What has become very apparent over the years is that the arms race and hype campaign to attract developers’ attention to these platforms is often pursued without a consideration for one important reality: developers aren’t the only drivers of technology adoption in an organization.

As product managers, particularly technical ones, play a more active role in helping Engineering find usable solutions to business problems, we begin to take more of a vested interest in the types of tools that exist to streamline our development efforts.

This is what the modern day “buy vs. build” investigation amounts to: a search for something that already exists, be it on StackOverflow or otherwise, to short-circuit the build.

Thus, when a company invests heavily in developer experience, making it easy to adopt their technology platform, the investment can pay dividends by attracting tangentially-technical prospects like product managers who can be, and often are, an organization’s technology decision-makers — decision makers with the power to drive adoption (and subsequent revenue) of the platform.

Examples To Follow

Popular examples here include Stormpath (whose ease of adoption led to their acquisition by Okta) as well as the likes of Stripe, Twilio, and Parse.

A more up-and-coming example is Contentful, whose APIs enable content managers and writers to focus on organizing and authoring content while freeing their web developers of the shackles imposed by the damning bloat of encumbrance known as Drupal and Wordpress.

Contentful’s Dev Portal makes it extremely easy to get up and running.

Thanks to strong documentation, an easy-to-use administration console, and a bevy of turn-key SDKs, I was able to spin up a working application that had integrated Contentful in less time than it took me to write this article.
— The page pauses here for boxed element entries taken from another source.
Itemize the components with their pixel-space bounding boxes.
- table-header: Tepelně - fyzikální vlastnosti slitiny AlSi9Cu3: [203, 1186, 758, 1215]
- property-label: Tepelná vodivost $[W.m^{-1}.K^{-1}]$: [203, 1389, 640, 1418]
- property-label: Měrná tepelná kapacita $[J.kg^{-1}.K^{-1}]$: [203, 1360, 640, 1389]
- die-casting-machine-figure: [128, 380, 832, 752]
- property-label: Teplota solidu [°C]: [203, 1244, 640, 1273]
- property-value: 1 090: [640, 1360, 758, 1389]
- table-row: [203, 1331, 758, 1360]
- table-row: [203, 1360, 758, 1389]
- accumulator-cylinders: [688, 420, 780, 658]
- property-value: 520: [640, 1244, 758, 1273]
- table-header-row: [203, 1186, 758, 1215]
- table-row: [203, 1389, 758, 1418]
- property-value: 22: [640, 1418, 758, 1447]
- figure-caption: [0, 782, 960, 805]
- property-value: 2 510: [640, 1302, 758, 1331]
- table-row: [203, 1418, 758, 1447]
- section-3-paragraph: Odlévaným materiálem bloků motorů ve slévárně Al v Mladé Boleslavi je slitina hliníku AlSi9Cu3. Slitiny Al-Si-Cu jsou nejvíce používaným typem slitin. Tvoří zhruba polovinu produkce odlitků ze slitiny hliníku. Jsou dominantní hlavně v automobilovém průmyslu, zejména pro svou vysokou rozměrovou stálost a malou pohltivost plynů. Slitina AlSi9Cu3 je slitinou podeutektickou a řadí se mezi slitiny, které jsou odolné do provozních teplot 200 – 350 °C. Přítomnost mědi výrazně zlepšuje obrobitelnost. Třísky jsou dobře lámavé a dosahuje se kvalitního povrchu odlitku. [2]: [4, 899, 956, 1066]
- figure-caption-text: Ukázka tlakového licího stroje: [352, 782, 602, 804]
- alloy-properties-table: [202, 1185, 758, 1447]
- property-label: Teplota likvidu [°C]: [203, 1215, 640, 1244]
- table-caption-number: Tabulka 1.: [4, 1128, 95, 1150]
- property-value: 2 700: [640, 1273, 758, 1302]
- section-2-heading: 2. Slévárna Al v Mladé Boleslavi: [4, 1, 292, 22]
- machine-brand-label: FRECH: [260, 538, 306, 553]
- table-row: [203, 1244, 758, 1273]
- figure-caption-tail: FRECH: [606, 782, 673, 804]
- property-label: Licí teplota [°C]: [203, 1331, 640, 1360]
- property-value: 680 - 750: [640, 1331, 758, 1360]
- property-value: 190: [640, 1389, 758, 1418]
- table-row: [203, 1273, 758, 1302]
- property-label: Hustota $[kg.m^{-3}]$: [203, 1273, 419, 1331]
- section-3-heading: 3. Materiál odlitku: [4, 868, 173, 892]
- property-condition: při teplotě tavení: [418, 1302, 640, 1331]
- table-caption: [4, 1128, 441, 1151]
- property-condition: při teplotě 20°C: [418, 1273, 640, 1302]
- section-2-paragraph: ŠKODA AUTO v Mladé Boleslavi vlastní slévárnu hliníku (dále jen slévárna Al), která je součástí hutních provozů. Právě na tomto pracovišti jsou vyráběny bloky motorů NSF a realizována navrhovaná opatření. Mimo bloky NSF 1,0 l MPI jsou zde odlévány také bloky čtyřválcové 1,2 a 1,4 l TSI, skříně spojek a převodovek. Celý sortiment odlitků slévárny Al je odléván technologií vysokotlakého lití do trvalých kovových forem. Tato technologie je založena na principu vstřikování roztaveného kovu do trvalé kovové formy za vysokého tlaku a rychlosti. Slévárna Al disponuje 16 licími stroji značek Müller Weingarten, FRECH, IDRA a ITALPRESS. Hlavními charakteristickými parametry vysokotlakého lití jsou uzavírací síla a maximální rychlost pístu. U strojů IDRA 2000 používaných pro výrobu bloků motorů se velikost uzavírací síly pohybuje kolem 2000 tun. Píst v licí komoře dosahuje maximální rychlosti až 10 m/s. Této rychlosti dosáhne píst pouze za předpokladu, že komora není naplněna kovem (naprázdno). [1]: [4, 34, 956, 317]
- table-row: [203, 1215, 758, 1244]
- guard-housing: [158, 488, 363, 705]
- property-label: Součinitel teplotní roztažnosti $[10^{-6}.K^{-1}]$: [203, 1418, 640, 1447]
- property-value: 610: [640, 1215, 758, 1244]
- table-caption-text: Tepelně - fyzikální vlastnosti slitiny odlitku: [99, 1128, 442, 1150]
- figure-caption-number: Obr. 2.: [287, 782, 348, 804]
Now, I consider myself to be on the more technical side of PMs out there, but suffice to say that with just a little more work on the content side to raise awareness of this ease-of-adoption, Contentful’s audience (and subsequent demand) could expand significantly.

Of course, this is just one of many companies out there building compelling APIs that simply need to reach a broader audience of technologists before truly taking off — but with the right DX principles already in place, the hardest work may already be behind them. That makes Contentful a DX idol worth emulating.

You can check out the sample app on my Github page. Are you working on a cool platform targeting developers? Let me know. I’d love to hear more and test it out.

Update (Sept 19): As if to prove my point, Twilio this morning has rolled out a new tool called “Studio” which allows you to use their service without writing a line of code.